作者简介:田(俗称甜柿),西凉楼主人,1990年出生,成为诗人,漂泊乌市。一个塞北之地的布衣浪迹天涯,要求文达不要做诸侯,要逍遥于世。夜长而频,霜剪寒。写小说,写诗,学画画,管印刷。
我真的不明白。所有虚假的东西都比真实的东西更受欢迎。
于丹交稿时对《论语》的体验远远达不到出版要求。
中华书局(中国最好的古籍出版社)专门组织了编辑团队,从章节体例设计、措辞造句到每一处引文的验证,都进行了大量的修改。
当然结果是皆大欢喜,书卖了几百万册,版权卖到20多个国家和地区,赚了更多的市场利润。
我们国家的人能吃上肉,穿上暖和的衣服后,自然有精神需求。除了郭德纲和肥皂剧,人们还想要一种文化产品:他们可以轻松地学习一些自命不凡的知识,用最低的价格和最少的脑细胞买到文艺青年的感觉。
所以于丹就是用它诞生的。于丹的市场定位准确,又能恰到好处地满足我国绝大多数人的需求,所以取得了巨大的市场成功。这个时候,于丹已经开始优雅地包装自己了。
回头看看于丹,其实她说的不是《论语》,而是符合时代要求的政治宣传,迎合了某个时代的德治论调。《论语》只是一个载体。当然,她也可以说说《诗经》和《尚书》。或许《论语》更广为人知,或者其内容更口语化,更容易找到迎合其主题的内容。
所以,绝不能把它当成一种学术现象。最多是一个政治学术投机者,也可能是高校学术心态的典型代表。甚至可以说,她是学术衰落的成功受益者:高人气(因为政治需要)、高收入(商业需要)、高政治待遇(小号手也需要安抚)。
于是,千千的数万名于丹学生都蛰伏在高校的豪华办公室里,不从事学术,而是思考如何实践于丹的成功之路。
我前面的很多评论都在谈论于丹的贡献,这被认为是错误的。

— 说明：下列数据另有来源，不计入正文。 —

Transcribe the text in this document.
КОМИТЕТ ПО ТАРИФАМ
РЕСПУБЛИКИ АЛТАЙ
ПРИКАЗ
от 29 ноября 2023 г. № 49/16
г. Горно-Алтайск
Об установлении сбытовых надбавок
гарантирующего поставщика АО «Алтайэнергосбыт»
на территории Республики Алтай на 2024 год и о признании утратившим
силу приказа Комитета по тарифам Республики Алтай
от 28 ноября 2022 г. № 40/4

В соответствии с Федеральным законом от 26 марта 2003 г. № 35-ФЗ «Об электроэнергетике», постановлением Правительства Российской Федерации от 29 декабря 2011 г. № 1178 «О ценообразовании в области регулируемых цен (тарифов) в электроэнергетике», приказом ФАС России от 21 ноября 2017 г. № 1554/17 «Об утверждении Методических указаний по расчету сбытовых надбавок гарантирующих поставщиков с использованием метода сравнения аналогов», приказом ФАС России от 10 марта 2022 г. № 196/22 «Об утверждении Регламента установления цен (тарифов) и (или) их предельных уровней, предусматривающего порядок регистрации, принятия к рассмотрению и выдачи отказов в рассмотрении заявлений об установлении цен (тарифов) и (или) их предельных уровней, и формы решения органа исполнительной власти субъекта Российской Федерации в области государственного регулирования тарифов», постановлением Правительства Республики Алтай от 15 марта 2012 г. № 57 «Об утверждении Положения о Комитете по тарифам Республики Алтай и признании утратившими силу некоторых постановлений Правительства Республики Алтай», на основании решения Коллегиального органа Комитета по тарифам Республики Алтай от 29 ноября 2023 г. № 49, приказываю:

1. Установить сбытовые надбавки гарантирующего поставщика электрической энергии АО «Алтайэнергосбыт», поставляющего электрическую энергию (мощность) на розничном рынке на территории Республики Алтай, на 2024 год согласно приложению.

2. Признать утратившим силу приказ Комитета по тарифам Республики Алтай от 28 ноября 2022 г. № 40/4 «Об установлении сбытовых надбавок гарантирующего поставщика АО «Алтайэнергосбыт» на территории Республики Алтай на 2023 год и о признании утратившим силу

如果很多人一直在搞笑地读《论语》,为什么不读呢?在缺乏思辨的当今社会,曲艺只会被放大,因为它是鸡汤——因为它不用动脑子,是文章的不幸,是学术的失败,是整个教育的失败。
最近没听过秋鹤,夕阳里有无数的喧嚣。看了几堂《论语》的讲座,可以看出她对《论语》真的了解不多,她怀疑自己连《论语》都没完整看过。很多地方的认识已经不能用奇怪来形容,而是说不出的奇怪。完全不符合别人的研究。从这点来看,她还是挺厉害的,证明她没看过别人对《论语》的研究资料。

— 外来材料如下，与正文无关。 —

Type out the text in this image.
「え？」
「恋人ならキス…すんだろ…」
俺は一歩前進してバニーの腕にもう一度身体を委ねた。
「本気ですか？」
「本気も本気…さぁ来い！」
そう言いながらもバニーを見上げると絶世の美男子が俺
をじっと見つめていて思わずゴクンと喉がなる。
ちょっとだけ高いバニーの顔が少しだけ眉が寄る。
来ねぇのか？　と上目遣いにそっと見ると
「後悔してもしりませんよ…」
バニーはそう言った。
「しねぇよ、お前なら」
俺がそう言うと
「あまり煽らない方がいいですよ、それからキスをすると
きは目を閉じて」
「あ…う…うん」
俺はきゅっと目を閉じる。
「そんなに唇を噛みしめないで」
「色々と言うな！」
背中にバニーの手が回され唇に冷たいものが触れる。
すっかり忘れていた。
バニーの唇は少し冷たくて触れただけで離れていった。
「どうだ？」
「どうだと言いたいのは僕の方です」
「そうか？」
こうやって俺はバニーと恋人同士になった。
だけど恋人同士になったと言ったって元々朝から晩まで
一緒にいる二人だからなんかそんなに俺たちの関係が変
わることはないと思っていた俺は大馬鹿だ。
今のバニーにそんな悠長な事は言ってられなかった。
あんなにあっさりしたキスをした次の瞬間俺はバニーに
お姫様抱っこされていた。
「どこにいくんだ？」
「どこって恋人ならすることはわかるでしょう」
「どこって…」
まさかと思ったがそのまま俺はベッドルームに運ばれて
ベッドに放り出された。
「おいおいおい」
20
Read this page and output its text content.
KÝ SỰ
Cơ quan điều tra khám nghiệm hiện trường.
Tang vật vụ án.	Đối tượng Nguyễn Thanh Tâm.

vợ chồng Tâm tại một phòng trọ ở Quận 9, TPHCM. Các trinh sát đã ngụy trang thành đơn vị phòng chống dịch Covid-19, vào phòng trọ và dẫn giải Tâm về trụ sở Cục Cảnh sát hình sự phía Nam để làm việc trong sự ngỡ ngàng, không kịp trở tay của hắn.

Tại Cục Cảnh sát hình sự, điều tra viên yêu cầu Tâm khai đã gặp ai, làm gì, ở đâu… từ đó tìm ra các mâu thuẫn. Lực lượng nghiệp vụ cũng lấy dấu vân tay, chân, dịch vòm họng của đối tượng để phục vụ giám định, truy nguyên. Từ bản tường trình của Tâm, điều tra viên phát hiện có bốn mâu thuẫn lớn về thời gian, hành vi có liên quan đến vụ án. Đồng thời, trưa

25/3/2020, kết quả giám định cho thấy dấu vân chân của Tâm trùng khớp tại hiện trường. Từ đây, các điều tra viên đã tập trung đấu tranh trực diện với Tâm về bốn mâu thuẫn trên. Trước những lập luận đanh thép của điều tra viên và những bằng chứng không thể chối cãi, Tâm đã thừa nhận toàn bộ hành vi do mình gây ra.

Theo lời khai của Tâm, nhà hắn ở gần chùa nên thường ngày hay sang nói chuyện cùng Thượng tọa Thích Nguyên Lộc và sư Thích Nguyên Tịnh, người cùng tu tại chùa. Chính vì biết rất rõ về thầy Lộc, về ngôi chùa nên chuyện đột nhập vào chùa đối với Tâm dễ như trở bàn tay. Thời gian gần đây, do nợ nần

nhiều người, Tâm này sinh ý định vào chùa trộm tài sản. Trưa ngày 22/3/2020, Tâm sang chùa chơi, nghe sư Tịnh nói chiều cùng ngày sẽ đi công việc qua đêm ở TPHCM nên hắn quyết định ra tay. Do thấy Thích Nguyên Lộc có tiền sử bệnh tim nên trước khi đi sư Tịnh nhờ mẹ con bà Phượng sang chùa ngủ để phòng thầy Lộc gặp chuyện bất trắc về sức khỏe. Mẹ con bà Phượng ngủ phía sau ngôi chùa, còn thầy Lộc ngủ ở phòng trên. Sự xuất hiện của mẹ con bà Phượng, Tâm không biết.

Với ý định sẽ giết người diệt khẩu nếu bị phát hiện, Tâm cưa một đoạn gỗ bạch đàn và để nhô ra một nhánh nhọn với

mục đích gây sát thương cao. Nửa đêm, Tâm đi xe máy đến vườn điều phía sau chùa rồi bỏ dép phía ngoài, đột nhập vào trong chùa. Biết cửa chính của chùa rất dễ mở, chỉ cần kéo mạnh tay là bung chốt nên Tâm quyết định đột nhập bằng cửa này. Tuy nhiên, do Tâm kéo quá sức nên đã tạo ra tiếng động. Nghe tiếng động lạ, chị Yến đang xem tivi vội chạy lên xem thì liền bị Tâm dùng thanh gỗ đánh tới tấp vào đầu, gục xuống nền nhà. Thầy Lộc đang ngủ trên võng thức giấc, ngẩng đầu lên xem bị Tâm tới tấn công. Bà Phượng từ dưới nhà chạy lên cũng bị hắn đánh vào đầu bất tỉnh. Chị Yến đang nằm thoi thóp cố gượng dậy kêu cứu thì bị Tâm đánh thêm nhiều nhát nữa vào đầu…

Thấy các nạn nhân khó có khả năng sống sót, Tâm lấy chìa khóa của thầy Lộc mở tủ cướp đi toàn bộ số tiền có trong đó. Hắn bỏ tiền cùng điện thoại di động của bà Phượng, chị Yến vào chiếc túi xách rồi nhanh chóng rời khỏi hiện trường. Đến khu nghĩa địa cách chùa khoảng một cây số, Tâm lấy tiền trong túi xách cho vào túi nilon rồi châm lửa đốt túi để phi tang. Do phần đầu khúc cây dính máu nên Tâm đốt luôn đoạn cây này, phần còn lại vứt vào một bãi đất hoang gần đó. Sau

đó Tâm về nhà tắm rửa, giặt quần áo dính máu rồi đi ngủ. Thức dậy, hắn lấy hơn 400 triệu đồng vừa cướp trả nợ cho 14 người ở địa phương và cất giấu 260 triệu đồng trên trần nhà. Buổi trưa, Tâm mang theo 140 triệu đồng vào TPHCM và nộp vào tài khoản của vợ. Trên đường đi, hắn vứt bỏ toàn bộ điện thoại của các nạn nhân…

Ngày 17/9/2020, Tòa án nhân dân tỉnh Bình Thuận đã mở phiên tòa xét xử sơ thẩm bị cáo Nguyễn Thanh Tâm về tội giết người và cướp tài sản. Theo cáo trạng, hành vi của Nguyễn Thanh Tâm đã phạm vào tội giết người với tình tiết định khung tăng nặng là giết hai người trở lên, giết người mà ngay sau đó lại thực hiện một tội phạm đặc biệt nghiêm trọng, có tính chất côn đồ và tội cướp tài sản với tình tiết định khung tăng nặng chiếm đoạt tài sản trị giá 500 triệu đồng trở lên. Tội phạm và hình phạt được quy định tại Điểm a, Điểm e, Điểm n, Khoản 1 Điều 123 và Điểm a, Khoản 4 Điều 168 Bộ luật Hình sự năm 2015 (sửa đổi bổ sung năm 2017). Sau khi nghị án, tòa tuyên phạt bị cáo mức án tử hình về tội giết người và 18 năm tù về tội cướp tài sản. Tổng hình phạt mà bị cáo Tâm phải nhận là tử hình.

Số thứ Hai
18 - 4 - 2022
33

另一方面,她是一个健谈的人,一个满口营养废话的人。怎么说呢?这种人在这个社会还是挺好混的,因为很多人在乎自己能说什么,却没人在乎自己说什么。于丹太会灌鸡汤了,不听课也能在传销这种地方混得很好。不开玩笑,是真的。因为她在这方面很有天赋。一朵舌尖流动的莲花。
复旦大学已故教授朱维铮批评于丹不懂《论语》,缺乏相关常识。尽管朱维铮在专业上远胜于丹,但读者还是更愿意相信于丹。如果于丹不懂《论语》,那就说明读者不如别人,读者也不想那么自我,所以会抱怨读书人太认真,选择相信于丹能读经典,因为读过于丹,所以读过《论语》、《庄子》、《天下》和《婚姻》。
儒家,或者更广义的传统文化,想要复兴,不是靠和国学大师侃侃在镜头前侃侃而谈来安利,也不是靠那些学习差坐冷板凳的学者,而是靠尽可能地活下去。每一个儒家爱好者都有两百个孩子,传统文化的复兴令人期待。
《史记》中有一个词很好地描述了像郭沫若这样的当代于丹,那就是“幽梦”。史书记载:“幽梦,楚与人乐”,所以“幽梦”是戏曲中的表演者,也可以说是木偶。这种文人培养方案到底会不会败坏整个民族,不得而知,但至少不会往好的方向发展。